Smoking and Secondhand Smoke:
Smoking is never advisable, but it’s especially critical to avoid while pregnant due to the many health risks:
- Smoking increases risks of miscarriage, ectopic pregnancy, placental abruption, preterm birth, stillbirth, and more.
- Chemicals in cigarettes restrict oxygen and blood flow to your baby, limiting growth and development.
- Secondhand smoke exposure also carries many of the same risks.
No amount of smoking is safe during pregnancy. Quitting early on provides the greatest benefits. Also, avoid secondhand smoke whenever possible by not allowing smoking in your home or vehicle.
Alcohol consumption during pregnancy is strongly advised against, as there is no known safe amount.
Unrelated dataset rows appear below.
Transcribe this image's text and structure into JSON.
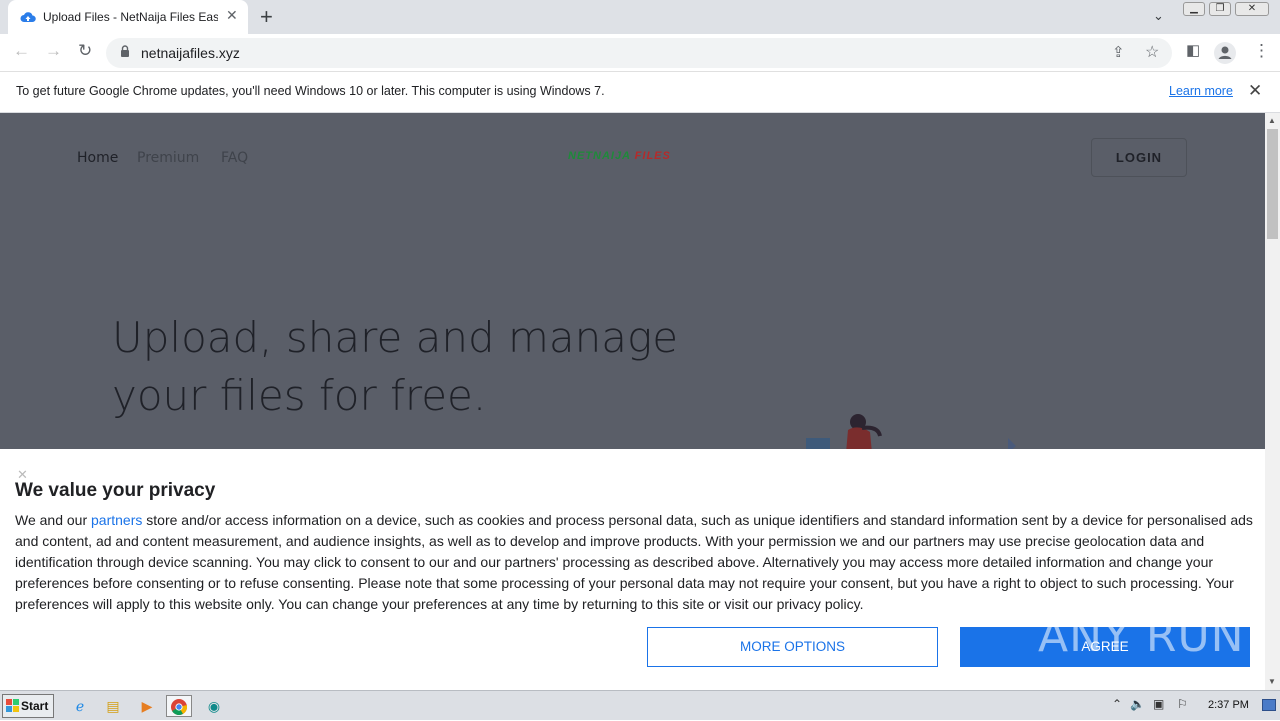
{
  "browser": {
    "tab_title": "Upload Files - NetNaija Files Easy Ac",
    "url": "netnaijafiles.xyz",
    "new_tab_symbol": "+",
    "window_controls": [
      "minimize",
      "restore",
      "close"
    ]
  },
  "infobar": {
    "message": "To get future Google Chrome updates, you'll need Windows 10 or later. This computer is using Windows 7.",
    "learn_more": "Learn more"
  },
  "site": {
    "nav": [
      "Home",
      "Premium",
      "FAQ"
    ],
    "logo_main": "NETNAIJA",
    "logo_accent": "FILES",
    "login": "LOGIN",
    "hero_line1": "Upload, share and manage",
    "hero_line2": "your files for free.",
    "colors": {
      "overlay": "#5a5e68",
      "logo_green": "#1e9a3e",
      "logo_red": "#d32f2f"
    }
  },
  "consent": {
    "title": "We value your privacy",
    "body_before_link": "We and our ",
    "link": "partners",
    "body_after_link": " store and/or access information on a device, such as cookies and process personal data, such as unique identifiers and standard information sent by a device for personalised ads and content, ad and content measurement, and audience insights, as well as to develop and improve products. With your permission we and our partners may use precise geolocation data and identification through device scanning. You may click to consent to our and our partners' processing as described above. Alternatively you may access more detailed information and change your preferences before consenting or to refuse consenting. Please note that some processing of your personal data may not require your consent, but you have a right to object to such processing. Your preferences will apply to this website only. You can change your preferences at any time by returning to this site or visit our privacy policy.",
    "more_options": "MORE OPTIONS",
    "agree": "AGREE",
    "accent": "#1a73e8"
  },
  "watermark": "ANY RUN",
  "taskbar": {
    "start": "Start",
    "clock": "2:37 PM"
  }
}
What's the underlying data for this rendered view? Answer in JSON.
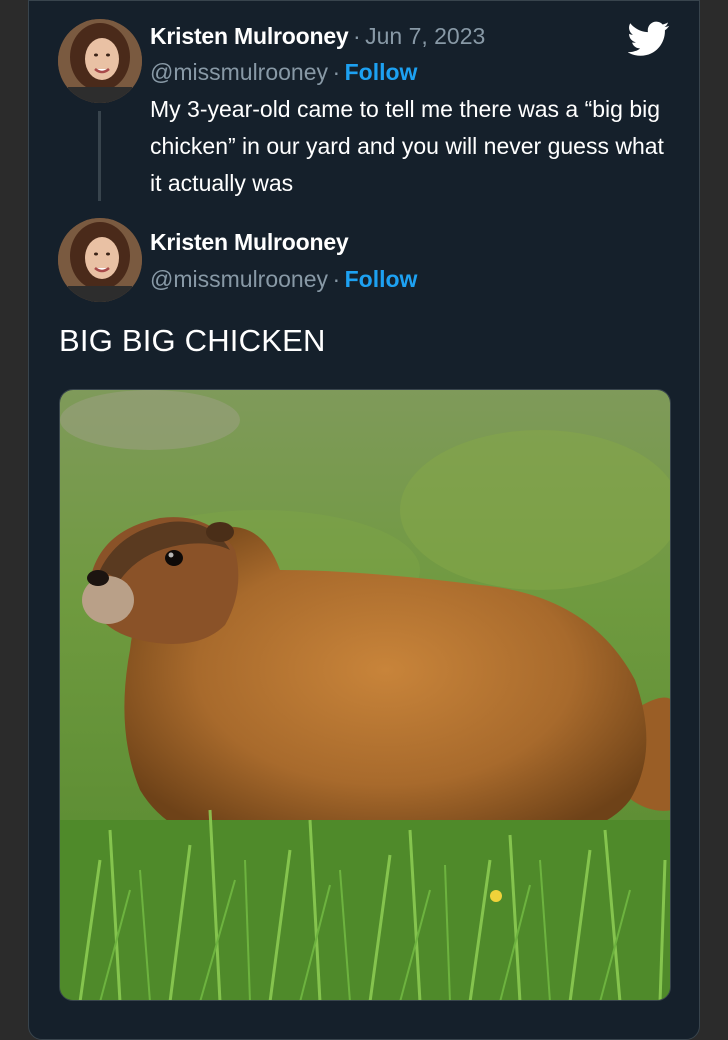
{
  "tweet": {
    "author_name": "Kristen Mulrooney",
    "separator": "·",
    "date": "Jun 7, 2023",
    "handle": "@missmulrooney",
    "follow_label": "Follow",
    "text": "My 3-year-old came to tell me there was a “big big chicken” in our yard and you will never guess what it actually was"
  },
  "reply": {
    "author_name": "Kristen Mulrooney",
    "separator": "·",
    "handle": "@missmulrooney",
    "follow_label": "Follow",
    "text": "BIG BIG CHICKEN"
  },
  "icons": {
    "brand": "twitter-bird-icon"
  },
  "colors": {
    "background": "#15202b",
    "accent": "#1da1f2",
    "secondary_text": "#8899a6",
    "border": "#38444d"
  }
}
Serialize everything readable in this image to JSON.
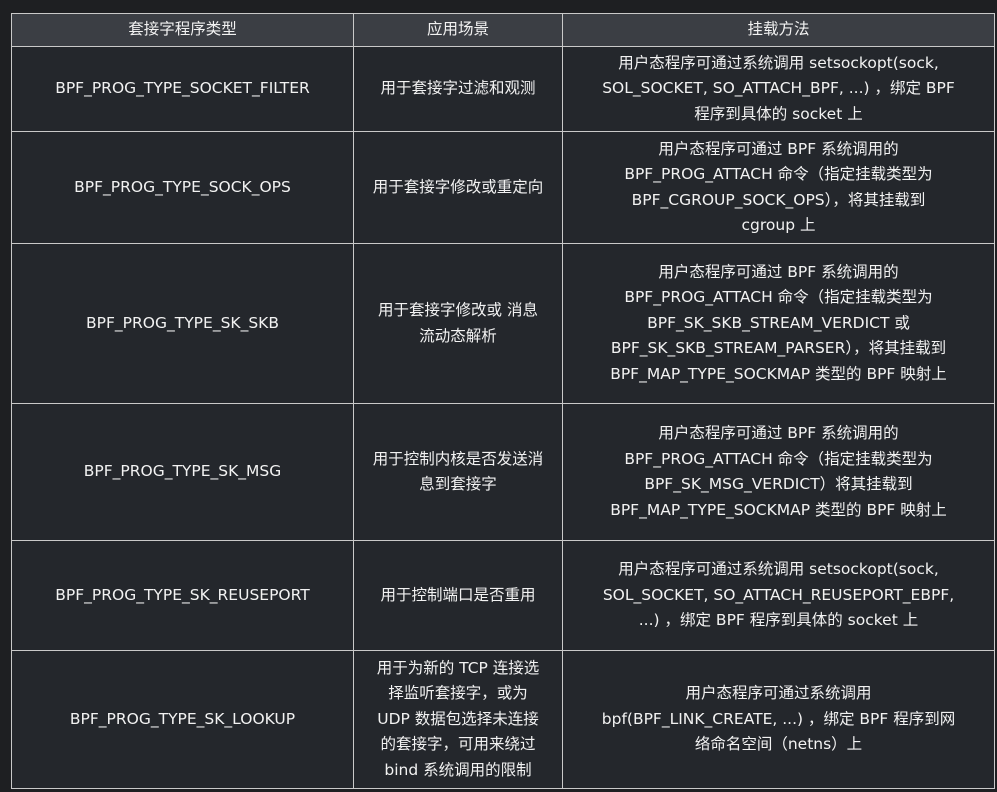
{
  "table": {
    "headers": [
      "套接字程序类型",
      "应用场景",
      "挂载方法"
    ],
    "rows": [
      {
        "type": "BPF_PROG_TYPE_SOCKET_FILTER",
        "scenario": [
          "用于套接字过滤和观测"
        ],
        "method": [
          "用户态程序可通过系统调用 setsockopt(sock,",
          "SOL_SOCKET, SO_ATTACH_BPF, ...) ，绑定 BPF",
          "程序到具体的 socket 上"
        ]
      },
      {
        "type": "BPF_PROG_TYPE_SOCK_OPS",
        "scenario": [
          "用于套接字修改或重定向"
        ],
        "method": [
          "用户态程序可通过 BPF 系统调用的",
          "BPF_PROG_ATTACH 命令（指定挂载类型为",
          "BPF_CGROUP_SOCK_OPS），将其挂载到",
          "cgroup 上"
        ]
      },
      {
        "type": "BPF_PROG_TYPE_SK_SKB",
        "scenario": [
          "用于套接字修改或 消息",
          "流动态解析"
        ],
        "method": [
          "用户态程序可通过 BPF 系统调用的",
          "BPF_PROG_ATTACH 命令（指定挂载类型为",
          "BPF_SK_SKB_STREAM_VERDICT 或",
          "BPF_SK_SKB_STREAM_PARSER），将其挂载到",
          "BPF_MAP_TYPE_SOCKMAP 类型的 BPF 映射上"
        ]
      },
      {
        "type": "BPF_PROG_TYPE_SK_MSG",
        "scenario": [
          "用于控制内核是否发送消",
          "息到套接字"
        ],
        "method": [
          "用户态程序可通过 BPF 系统调用的",
          "BPF_PROG_ATTACH 命令（指定挂载类型为",
          "BPF_SK_MSG_VERDICT）将其挂载到",
          "BPF_MAP_TYPE_SOCKMAP 类型的 BPF 映射上"
        ]
      },
      {
        "type": "BPF_PROG_TYPE_SK_REUSEPORT",
        "scenario": [
          "用于控制端口是否重用"
        ],
        "method": [
          "用户态程序可通过系统调用 setsockopt(sock,",
          "SOL_SOCKET, SO_ATTACH_REUSEPORT_EBPF,",
          "...) ，绑定 BPF 程序到具体的 socket 上"
        ]
      },
      {
        "type": "BPF_PROG_TYPE_SK_LOOKUP",
        "scenario": [
          "用于为新的 TCP 连接选",
          "择监听套接字，或为",
          "UDP 数据包选择未连接",
          "的套接字，可用来绕过",
          "bind 系统调用的限制"
        ],
        "method": [
          "用户态程序可通过系统调用",
          "bpf(BPF_LINK_CREATE, ...) ，绑定 BPF 程序到网",
          "络命名空间（netns）上"
        ]
      }
    ]
  }
}
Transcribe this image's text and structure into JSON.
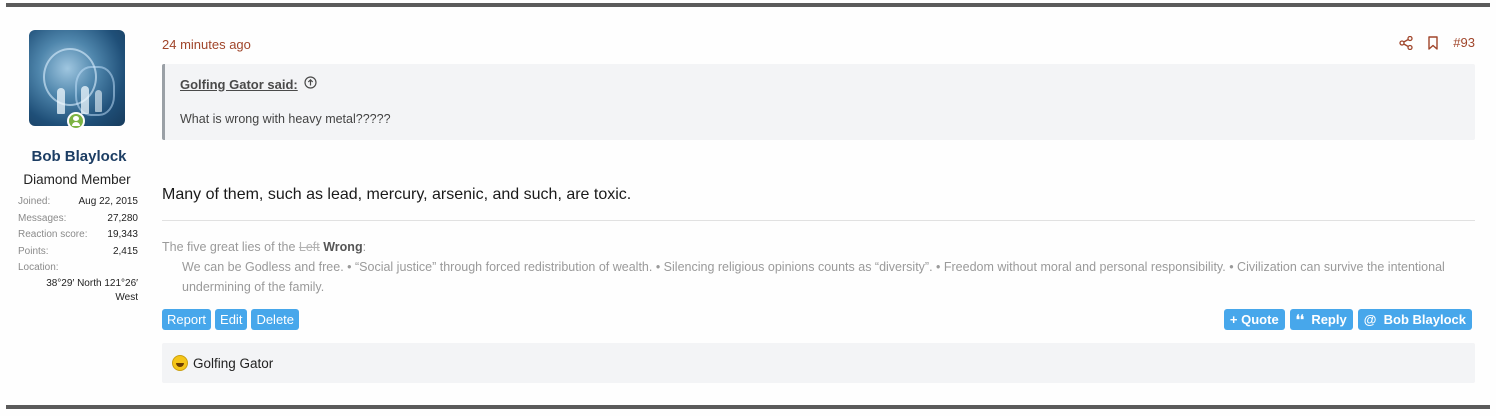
{
  "user": {
    "name": "Bob Blaylock",
    "title": "Diamond Member",
    "stats": [
      {
        "label": "Joined:",
        "value": "Aug 22, 2015"
      },
      {
        "label": "Messages:",
        "value": "27,280"
      },
      {
        "label": "Reaction score:",
        "value": "19,343"
      },
      {
        "label": "Points:",
        "value": "2,415"
      }
    ],
    "location_label": "Location:",
    "location_value": "38°29′ North 121°26′ West"
  },
  "post": {
    "timestamp": "24 minutes ago",
    "number": "#93",
    "quote": {
      "author": "Golfing Gator said:",
      "text": "What is wrong with heavy metal?????"
    },
    "message": "Many of them, such as lead, mercury, arsenic, and such, are toxic.",
    "signature": {
      "prefix": "The five great lies of the",
      "struck": "Left",
      "bold": "Wrong",
      "suffix": ":",
      "body": "We can be Godless and free. • “Social justice” through forced redistribution of wealth. • Silencing religious opinions counts as “diversity”. • Freedom without moral and personal responsibility. • Civilization can survive the intentional undermining of the family."
    },
    "actions_left": [
      "Report",
      "Edit",
      "Delete"
    ],
    "actions_right": {
      "quote": "+ Quote",
      "reply": "Reply",
      "mention": "Bob Blaylock"
    },
    "reactions": {
      "users": "Golfing Gator"
    }
  },
  "colors": {
    "accent": "#a0452a",
    "button": "#47a7eb",
    "username": "#1c3d63"
  }
}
Drinking can cause fetal alcohol spectrum disorders leading to:
- Physical deformities and organ damage
- Facial abnormalities and growth restriction
- Behavioral disorders and learning disabilities
- Vision and hearing problems
Even just one drink can potentially affect your baby’s development. Heavy or chronic alcohol use leads to more severe, potentially fatal deficits.
Exposure to Toxic Chemicals:
Finally, take precautions around chemicals like paint fumes, solvents, dry cleaning fluid, gasoline, insecticides, mercury, lead, and other industrial or household toxins, which can be very dangerous if absorbed into your bloodstream.
To limit your exposure:
- Avoid, if possible, using or being around harsh cleaning products, pesticides, paint, varnish, etc. Opt for natural cleaners instead.
- Wear gloves, masks, and protective clothing when exposure can’t be avoided.
- Avoid places with heavy pollution or emissions, like factories or polluted cities, when possible.
- Run painting, remodeling, or chemical-emitting tasks by others instead of doing them yourself.
- Have your home checked for lead, radon gas, and other toxins.
Pregnancy has many dos and don’ts regarding foods, activities, medications, and more. While it may seem overwhelming at first, simply focus on making educated choices that limit risks and nurture your health as well as your baby’s. Speak with your OB-GYN if you have any questions about what’s safe or not. Most importantly, listen to your body and don’t overexert yourself. Take time to relax and enjoy this amazing journey of bringing new life into the world. With the right precautions and self-care, you’ll give your baby the best possible start in those critical first 40 weeks.